ECP has been shown to be effective in managing multiple types of glaucoma. It has previously been reserved for end-stage glaucoma due to concerns of potentially visually compromising complications such as hypotony and phthisis bulbi. With the increase in safety compared to TCP, ECP should be considered earlier in the disease process. It should especially be considered in glaucoma patients who are also having cataract surgery as the two procedures can be combined without any significant additional risk.


1.            Wang J, Campos-Möller X, Shah M, Sheybani A, et al.
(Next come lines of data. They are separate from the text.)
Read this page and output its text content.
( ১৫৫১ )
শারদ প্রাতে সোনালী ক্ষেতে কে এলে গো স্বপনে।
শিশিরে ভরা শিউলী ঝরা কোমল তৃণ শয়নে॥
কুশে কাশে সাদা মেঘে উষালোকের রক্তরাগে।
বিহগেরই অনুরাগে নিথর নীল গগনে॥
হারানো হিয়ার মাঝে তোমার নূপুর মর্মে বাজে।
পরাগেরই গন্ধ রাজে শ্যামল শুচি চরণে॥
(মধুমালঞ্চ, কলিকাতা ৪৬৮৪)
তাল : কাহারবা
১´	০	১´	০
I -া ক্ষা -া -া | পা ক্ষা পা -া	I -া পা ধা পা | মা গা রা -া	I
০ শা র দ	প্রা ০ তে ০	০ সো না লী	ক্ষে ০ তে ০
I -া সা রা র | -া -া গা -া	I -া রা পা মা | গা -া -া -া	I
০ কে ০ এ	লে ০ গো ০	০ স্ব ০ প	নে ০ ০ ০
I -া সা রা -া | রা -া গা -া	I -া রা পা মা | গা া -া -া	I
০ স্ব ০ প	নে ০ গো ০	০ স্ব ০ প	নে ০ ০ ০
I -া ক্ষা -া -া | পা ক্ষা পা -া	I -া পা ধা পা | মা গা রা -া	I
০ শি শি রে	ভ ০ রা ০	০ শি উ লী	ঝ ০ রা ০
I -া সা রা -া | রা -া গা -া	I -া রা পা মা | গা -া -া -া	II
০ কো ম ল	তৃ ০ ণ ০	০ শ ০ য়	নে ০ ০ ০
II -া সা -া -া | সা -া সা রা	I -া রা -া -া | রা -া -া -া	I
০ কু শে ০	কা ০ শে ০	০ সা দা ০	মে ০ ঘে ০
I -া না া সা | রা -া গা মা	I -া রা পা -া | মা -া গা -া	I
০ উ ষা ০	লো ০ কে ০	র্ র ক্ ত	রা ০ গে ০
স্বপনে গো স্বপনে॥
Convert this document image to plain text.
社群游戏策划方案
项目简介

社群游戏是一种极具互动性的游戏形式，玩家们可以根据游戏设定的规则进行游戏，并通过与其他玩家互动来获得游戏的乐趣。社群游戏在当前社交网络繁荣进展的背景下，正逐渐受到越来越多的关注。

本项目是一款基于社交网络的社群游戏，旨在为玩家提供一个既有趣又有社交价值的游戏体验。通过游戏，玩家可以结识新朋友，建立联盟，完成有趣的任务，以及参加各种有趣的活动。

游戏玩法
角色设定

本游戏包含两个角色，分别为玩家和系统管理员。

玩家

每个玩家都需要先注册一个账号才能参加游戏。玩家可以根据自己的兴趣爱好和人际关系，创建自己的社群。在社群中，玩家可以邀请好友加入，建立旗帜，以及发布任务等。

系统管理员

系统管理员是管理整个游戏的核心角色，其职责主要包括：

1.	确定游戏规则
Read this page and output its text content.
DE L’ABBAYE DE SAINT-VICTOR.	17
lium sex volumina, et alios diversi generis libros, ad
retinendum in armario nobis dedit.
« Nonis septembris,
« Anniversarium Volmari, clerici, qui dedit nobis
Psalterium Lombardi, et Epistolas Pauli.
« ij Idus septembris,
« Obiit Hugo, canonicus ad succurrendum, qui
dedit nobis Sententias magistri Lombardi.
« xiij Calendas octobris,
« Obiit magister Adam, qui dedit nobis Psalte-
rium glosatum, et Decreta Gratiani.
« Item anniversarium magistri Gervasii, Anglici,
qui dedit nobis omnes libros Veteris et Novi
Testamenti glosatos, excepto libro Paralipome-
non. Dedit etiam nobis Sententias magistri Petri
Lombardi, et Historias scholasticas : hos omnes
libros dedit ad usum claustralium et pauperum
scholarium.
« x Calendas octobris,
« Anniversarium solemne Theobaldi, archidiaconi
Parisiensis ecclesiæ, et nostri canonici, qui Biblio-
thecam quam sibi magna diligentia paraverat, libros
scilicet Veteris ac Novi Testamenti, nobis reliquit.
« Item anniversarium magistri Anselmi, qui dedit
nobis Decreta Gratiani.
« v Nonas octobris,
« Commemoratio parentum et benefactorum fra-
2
Effect of endocyclophotocoagulation on refractive outcomes in angle-closure eyes after phacoemulsification and posterior chamber intraocular lens implantation. J Cataract Refract Surg 2016; 42: 132-137.

2.            Kaplowitz K, Kuei A, Klenofsky B, et al. The use of endoscopic cyclophotocoagulation for moderate to advanced glaucoma. Acta Ophthalmol 2015: 93: 395-401.

3.            Skorin L. Consider ECP for glaucoma. Review of Optometry 2008; 145: 11: 43-48.

4.            Lin S. Endoscopic cyclophotocoag-ulation. Br J Ophthalmol 2002; 86: 12: 1434-1438.

5.            Groehler J, Skorin L. Endoscopic cyclophotocoagulation: A viable treatment for glaucoma. The Indian Optician 2009; 41: 236: 206-210.

6.            Bloom PA, Dharmaraj S. Endoscopic and transscleral cyclophotocoagulation. Br J Ophthalmol 2006; 90: 666-668.

7.            Roberts S, Mulvahill M, SooHoo J, et al. Efficacy of combined cataract extraction and endoscopic cyclophotocoagulation for the reduction of intraocular pressure and medication burden. Int J Ophthalmol 2016; 9: 5: 693-698.